Phil is right, of course. What he basically outlines is, of course, that there are no winners in any war. Everyone loses, except the one percent, about whom we have been reading and hearing a lot lately, who sit at home and rake in all of the profits of war, and sop up none of the blood.
He has left out the qualifier “so-called” from the first sentence of his article in which he refers to an assassination attempt.
When Debbie states that “Phil is right” it is hard not to agree with her. I have been reading and following the writings of Philip Giraldi for years and have not yet found him be to be wrong, or even questionable in his assessments.
Yet again with the obvious conclusion that there are no winners with the exception of the very few. I consider that this tiny majority now has the ball rolling in their direction. What the world has to do is to stop its progress and the poster below this article is one way to do it. Let’s make it appear on every publication, forcing naive people to ask ‘what does that mean?’.
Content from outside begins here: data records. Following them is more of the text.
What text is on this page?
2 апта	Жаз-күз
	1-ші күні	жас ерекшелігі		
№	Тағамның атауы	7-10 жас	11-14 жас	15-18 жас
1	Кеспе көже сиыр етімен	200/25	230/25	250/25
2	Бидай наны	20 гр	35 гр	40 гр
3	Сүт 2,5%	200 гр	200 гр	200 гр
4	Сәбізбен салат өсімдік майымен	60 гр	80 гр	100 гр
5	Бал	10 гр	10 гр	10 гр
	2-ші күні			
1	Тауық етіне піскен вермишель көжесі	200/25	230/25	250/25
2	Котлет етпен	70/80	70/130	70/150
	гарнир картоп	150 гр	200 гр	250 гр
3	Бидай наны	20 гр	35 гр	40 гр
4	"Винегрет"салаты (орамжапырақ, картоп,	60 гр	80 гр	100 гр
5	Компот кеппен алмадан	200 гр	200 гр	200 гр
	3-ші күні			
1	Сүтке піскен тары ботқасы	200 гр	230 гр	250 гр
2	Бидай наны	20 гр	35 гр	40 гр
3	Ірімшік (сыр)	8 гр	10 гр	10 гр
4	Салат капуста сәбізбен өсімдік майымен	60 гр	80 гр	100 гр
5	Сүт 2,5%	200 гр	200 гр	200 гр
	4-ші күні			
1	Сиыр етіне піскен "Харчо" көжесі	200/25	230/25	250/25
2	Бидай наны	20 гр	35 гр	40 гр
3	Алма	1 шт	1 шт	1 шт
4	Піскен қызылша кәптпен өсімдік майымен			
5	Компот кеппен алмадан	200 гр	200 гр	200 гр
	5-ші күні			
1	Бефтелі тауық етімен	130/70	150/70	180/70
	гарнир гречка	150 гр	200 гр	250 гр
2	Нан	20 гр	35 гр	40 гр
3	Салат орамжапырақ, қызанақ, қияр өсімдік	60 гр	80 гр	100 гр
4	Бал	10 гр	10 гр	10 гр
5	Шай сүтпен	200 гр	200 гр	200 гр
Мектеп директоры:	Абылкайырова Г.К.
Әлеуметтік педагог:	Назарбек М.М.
Simple really. We must get involved or watch it all go down the sink, “it” being values, standard of living, freedom and self respect. Everyone must be aware of how Israelis betray their allies and must see the golden prize of the USA well within their reach, which they have manipulated and as they have been doing for 50 years, courtesy of weak Presidents and corrupt politicians, thick on the ground in the corrupt Congress.
Thanks for bringing the Charlie Rose interview to us. I have always considered that there was more to the Syria story than we were seeing. Assad may have some failings but in the interview he comes across as rational. One gets the impression that there are dirty fingers in the mix, somewhere. One guess is all you get.
I don’t understand… Why does everyone ignore Seymour Hersh’s article from the New Yorker way back in 2008 that leaked the Bush Administration’s expenditure of $70+ million a year for efforts to overthrow the Iranian government?
“Begun” – I guess 30 years of trying to explode a country’s economy from halfway around the world via bullying tactics in what is supposed to be a world body, preceded by centuries of imperialism, are not “wars” per se.
To the Iranians, we’ve been under siege since the Arab conquest of our people. It’s so bad that many of the older generation refuse to believe Iran has “ever been conquered”. Ya ok. Last I checked, my peoples didn’t invent the Arabic script we use. The Shahnameh was both proof that we were conquered and that we had a culture that was too old to be conquered at the same time. So, with one book, Ferdowsi emphatically summarized the essence of Iranianism and reminded us all of who we were and our culture at a time when it was being outlawed to be us.
And we have not actually recovered from THAT period. We can keep going forward and backward to give things a proper context. But, as far as Iran goes, we’ve had stooges lead us for centuries with blips and burps in between. There were very few who actually put their foot down. The others were pretty much indefensible.
One thing rings true eternal:
HE WHO LIVES BY THE SWORD
WILL DIE BY THE SWORD
ya, and one more thing. a war requires two sides. what has Iran done to the US?
List it !
Iran did manage to humiliate our “second” worst president ever. If that doesn’t represent reason enough to start WWIII, (a few decades later) then what will the rest of the “civilized world” think of US?